In its recent decision in G4S Cash Solutions (UK) Limited v Powell, the EAT appears to have signalled a potential shift in judicial thinking on the question of whether maintaining a disabled employee's rate of pay when they are moved into a more 'junior' role due to an inability to perform their original role could be deemed to constitute a reasonable adjustment.
In this case, the Claimant had worked as an engineer maintaining ATM machines for number of years before he started to suffer from back problems that meant he could no longer perform that role. The Claimant was placed into a newly created role as a 'key runner', which involved carrying out errands and delivering parts for the engineers; crucially, he was placed into this role on his original engineer salary (which was around 10% higher than the key runner role), with the evidence heard by the original Tribunal indicating that the Claimant was led to believe that this arrangement would continue in the long term. However, the following year the employer proposed that the Claimant's salary should be reduced to what it considered to be the lower, 'normal' rate for the key runner role. The Claimant refused to accept this proposal and was dismissed in October 2013, subsequently bringing Tribunal claims for unfair dismissal and disability discrimination. The case went up to the EAT following the original Tribunal's decision in the Claimant's favour.
The case was to a large extent about the law of amending an employee's terms and conditions, the details of which I have not included for the purpose of this post. The relevant part of the EAT's judgment for my purposes is that it confirmed the original Tribunal's finding that maintaining an employee's pay at its original rate notwithstanding the fact that they had been moved to a different role could (in the particular circumstances of this case, at least) constitute a reasonable adjustment.
The EAT's decision was in my view well-reasoned. Essentially, it took the view that pay protection – in the same way as training or changes to physical working environment – is simply another potential cost that an employer may incur in furthering the underlying objective of the reasonable adjustment legislation: to attempt to keep disabled employees in the workplace. Also, it noted that the employer had itself provided for the Claimant's new role to continue at his original rate of pay, which suggests that it felt that that rate of pay was reasonable and affordable.

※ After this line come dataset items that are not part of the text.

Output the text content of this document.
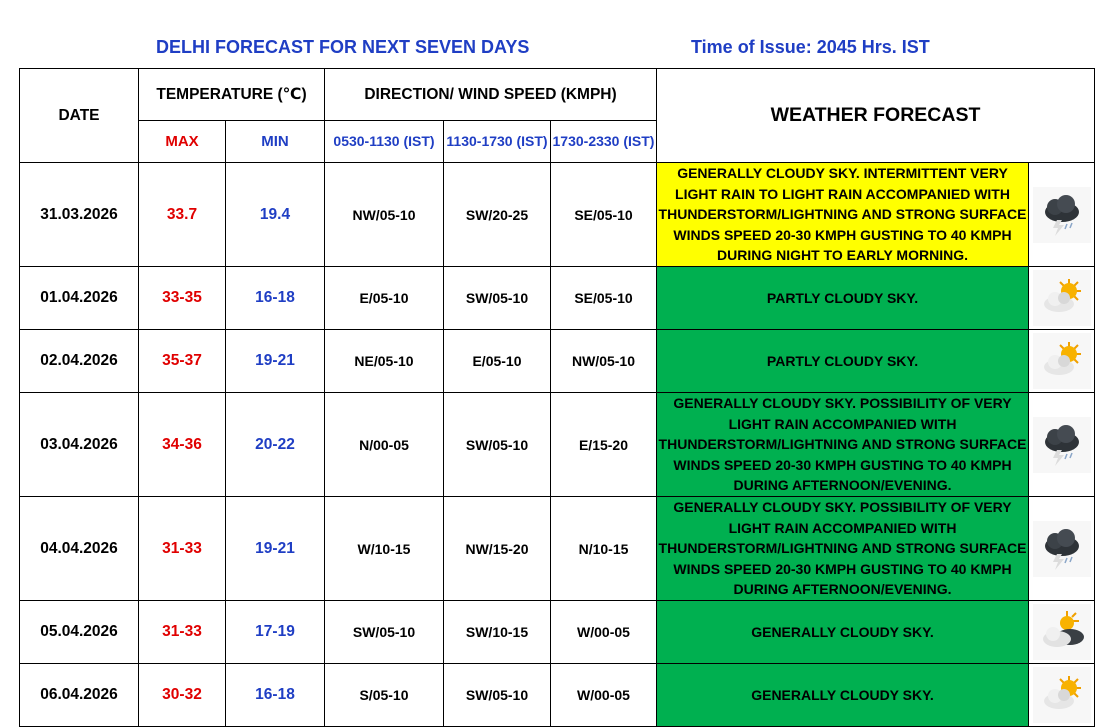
DELHI FORECAST FOR NEXT SEVEN DAYS	Time of Issue: 2045 Hrs. IST
DATE	TEMPERATURE (℃)		DIRECTION/ WIND SPEED (KMPH)			WEATHER FORECAST	
	MAX	MIN	0530-1130 (IST)	1130-1730 (IST)	1730-2330 (IST)		
31.03.2026	33.7	19.4	NW/05-10	SW/20-25	SE/05-10	GENERALLY CLOUDY SKY. INTERMITTENT VERY LIGHT RAIN TO LIGHT RAIN ACCOMPANIED WITH THUNDERSTORM/LIGHTNING AND STRONG SURFACE WINDS SPEED 20-30 KMPH GUSTING TO 40 KMPH DURING NIGHT TO EARLY MORNING.	

01.04.2026	33-35	16-18	E/05-10	SW/05-10	SE/05-10	PARTLY CLOUDY SKY.	

02.04.2026	35-37	19-21	NE/05-10	E/05-10	NW/05-10	PARTLY CLOUDY SKY.	

03.04.2026	34-36	20-22	N/00-05	SW/05-10	E/15-20	GENERALLY CLOUDY SKY. POSSIBILITY OF VERY LIGHT RAIN ACCOMPANIED WITH THUNDERSTORM/LIGHTNING AND STRONG SURFACE WINDS SPEED 20-30 KMPH GUSTING TO 40 KMPH DURING AFTERNOON/EVENING.	

04.04.2026	31-33	19-21	W/10-15	NW/15-20	N/10-15	GENERALLY CLOUDY SKY. POSSIBILITY OF VERY LIGHT RAIN ACCOMPANIED WITH THUNDERSTORM/LIGHTNING AND STRONG SURFACE WINDS SPEED 20-30 KMPH GUSTING TO 40 KMPH DURING AFTERNOON/EVENING.	

05.04.2026	31-33	17-19	SW/05-10	SW/10-15	W/00-05	GENERALLY CLOUDY SKY.	

06.04.2026	30-32	16-18	S/05-10	SW/05-10	W/00-05	GENERALLY CLOUDY SKY.	
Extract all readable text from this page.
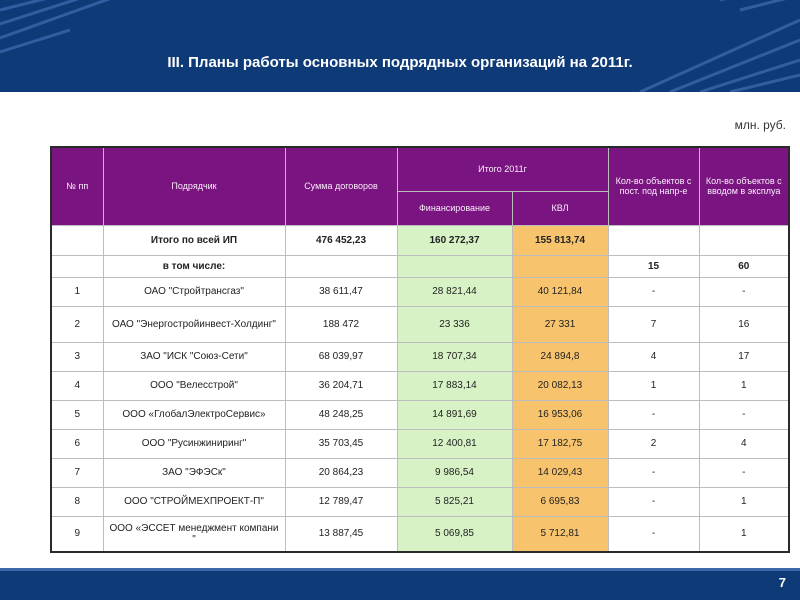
III. Планы работы основных подрядных организаций на 2011г.
млн. руб.
№ пп	Подрядчик	Сумма договоров	Итого 2011г		Кол-во объектов с пост. под напр-е	Кол-во объектов с вводом в эксплуа
			Финансирование	КВЛ		
	Итого по всей ИП	476 452,23	160 272,37	155 813,74		
	в том числе:				15	60
1	ОАО "Стройтрансгаз"	38 611,47	28 821,44	40 121,84	-	-
2	ОАО "Энергостройинвест-Холдинг"	188 472	23 336	27 331	7	16
3	ЗАО "ИСК "Союз-Сети"	68 039,97	18 707,34	24 894,8	4	17
4	ООО "Велесстрой"	36 204,71	17 883,14	20 082,13	1	1
5	ООО «ГлобалЭлектроСервис»	48 248,25	14 891,69	16 953,06	-	-
6	ООО "Русинжиниринг"	35 703,45	12 400,81	17 182,75	2	4
7	ЗАО "ЭФЭСк"	20 864,23	9 986,54	14 029,43	-	-
8	ООО "СТРОЙМЕХПРОЕКТ-П"	12 789,47	5 825,21	6 695,83	-	1
9	ООО «ЭССЕТ менеджмент компани "	13 887,45	5 069,85	5 712,81	-	1
7
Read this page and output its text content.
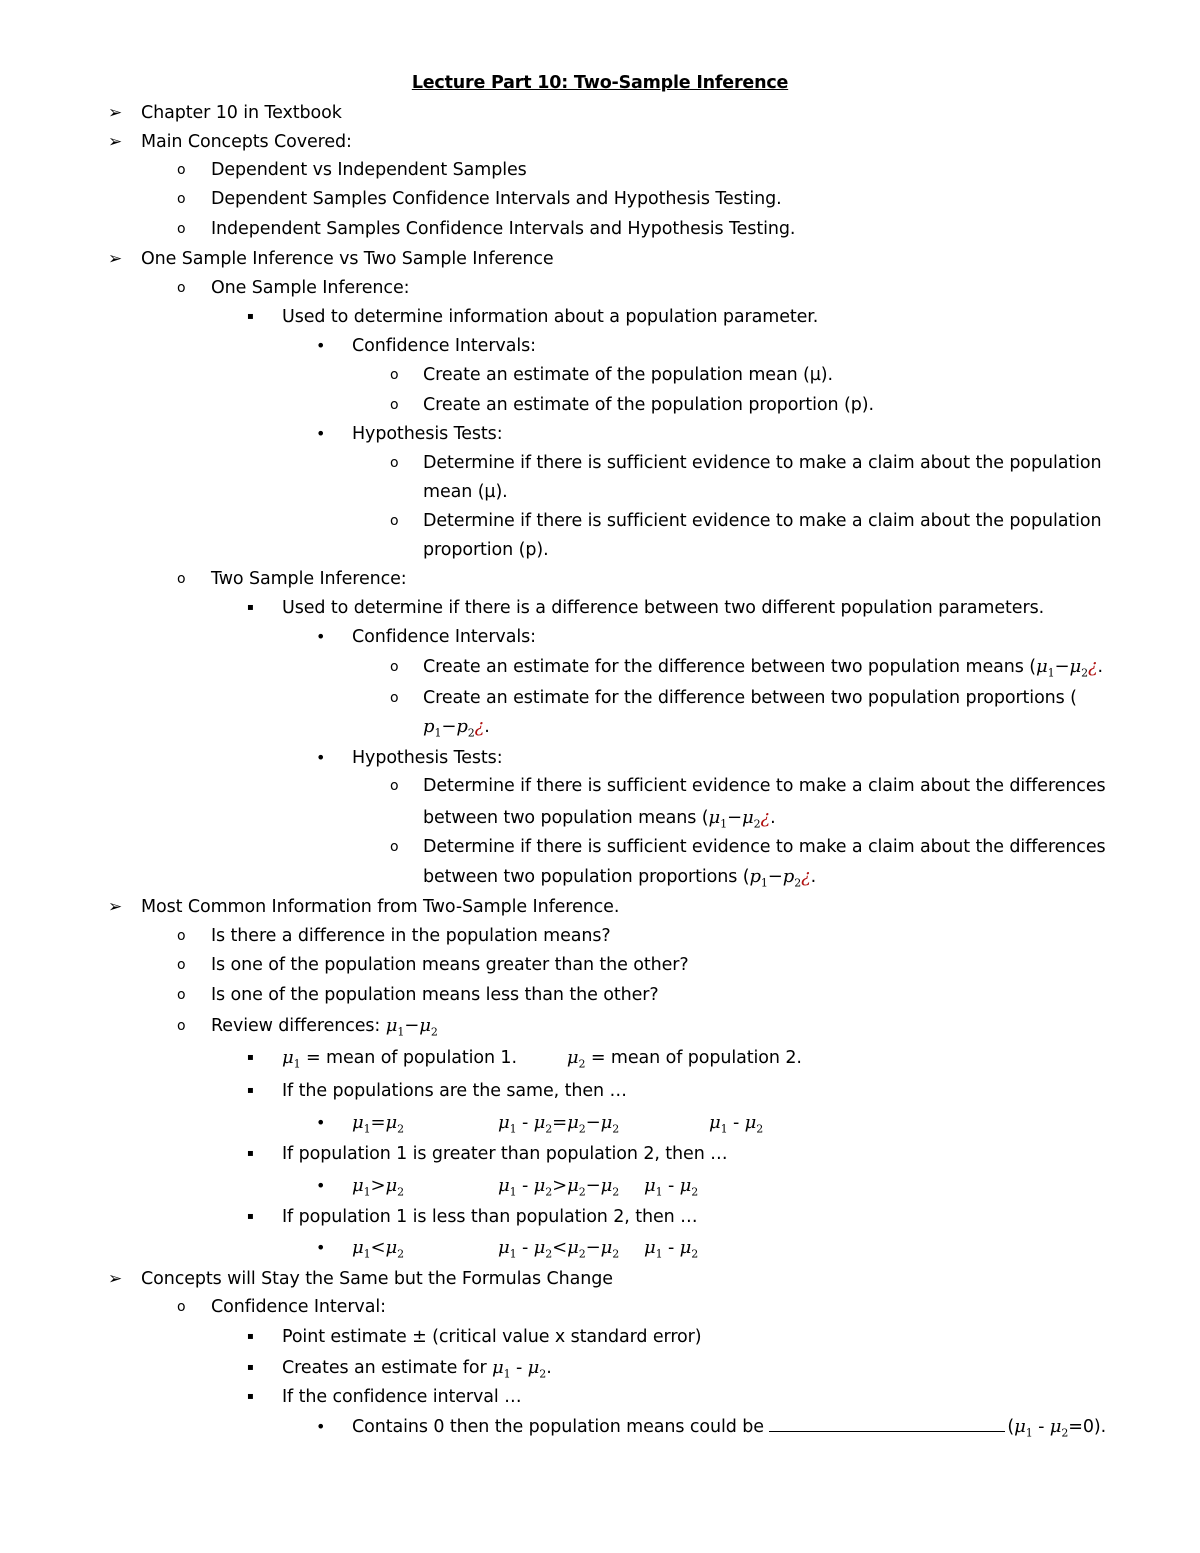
Lecture Part 10: Two-Sample Inference
➢ Chapter 10 in Textbook
➢ Main Concepts Covered:
o Dependent vs Independent Samples
o Dependent Samples Confidence Intervals and Hypothesis Testing.
o Independent Samples Confidence Intervals and Hypothesis Testing.
➢ One Sample Inference vs Two Sample Inference
o One Sample Inference:
▪ Used to determine information about a population parameter.
• Confidence Intervals:
o Create an estimate of the population mean (µ).
o Create an estimate of the population proportion (p).
• Hypothesis Tests:
o Determine if there is sufficient evidence to make a claim about the population
mean (µ).
o Determine if there is sufficient evidence to make a claim about the population
proportion (p).
o Two Sample Inference:
▪ Used to determine if there is a difference between two different population parameters.
• Confidence Intervals:
o Create an estimate for the difference between two population means ($\mu_1-\mu_2¿$.
o Create an estimate for the difference between two population proportions (
$p_1-p_2¿$.
• Hypothesis Tests:
o Determine if there is sufficient evidence to make a claim about the differences
between two population means ($\mu_1-\mu_2¿$.
o Determine if there is sufficient evidence to make a claim about the differences
between two population proportions ($p_1-p_2¿$.
➢ Most Common Information from Two-Sample Inference.
o Is there a difference in the population means?
o Is one of the population means greater than the other?
o Is one of the population means less than the other?
o Review differences: $\mu_1-\mu_2$
▪ $\mu_1$ = mean of population 1.	$\mu_2$ = mean of population 2.
▪ If the populations are the same, then …
• $\mu_1=\mu_2$	$\mu_1 - \mu_2=\mu_2-\mu_2$	$\mu_1 - \mu_2$
▪ If population 1 is greater than population 2, then …
• $\mu_1>\mu_2$	$\mu_1 - \mu_2>\mu_2-\mu_2$ $\mu_1 - \mu_2$
▪ If population 1 is less than population 2, then …
• $\mu_1<\mu_2$	$\mu_1 - \mu_2<\mu_2-\mu_2$ $\mu_1 - \mu_2$
➢ Concepts will Stay the Same but the Formulas Change
o Confidence Interval:
▪ Point estimate ± (critical value x standard error)
▪ Creates an estimate for $\mu_1 - \mu_2$.
▪ If the confidence interval …
• Contains 0 then the population means could be	$(\mu_1 - \mu_2=0)$.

However, that is not to say that in reaching this decision the EAT gave the green light for employees to claim pay protection as a reasonable adjustment. The EAT specifically commented that such an adjustment would not be an 'everyday event', and that if circumstances changed (for example, if the employer's economic circumstances worsened) the adjustment might well cease to be reasonable. Indeed, I think it is notable that the EAT reached its decision in a case where the employer was a large company with significant resources which, to be frank, had failed to be absolutely clear on whether the adjustment was temporary or permanent and/or what conditions might apply to the arrangement. The EAT also declined what would have been a fine opportunity (if it had in fact been in the crusading mood that some commentators have attributed it in this case) to set a wider principle that an employee's original rate of pay should be maintained whatever the nature of the change to their role – such as, for example, following a move to a part-time role. Therefore, whilst the case is a useful marker for employers with disabled employees to consider, the basic principle of disability discrimination legislation – that it is designed not to treat disabled employees as objects of charity but rather to assist them in fulfulling as equal a role in the workplace as possible – remains unchanged.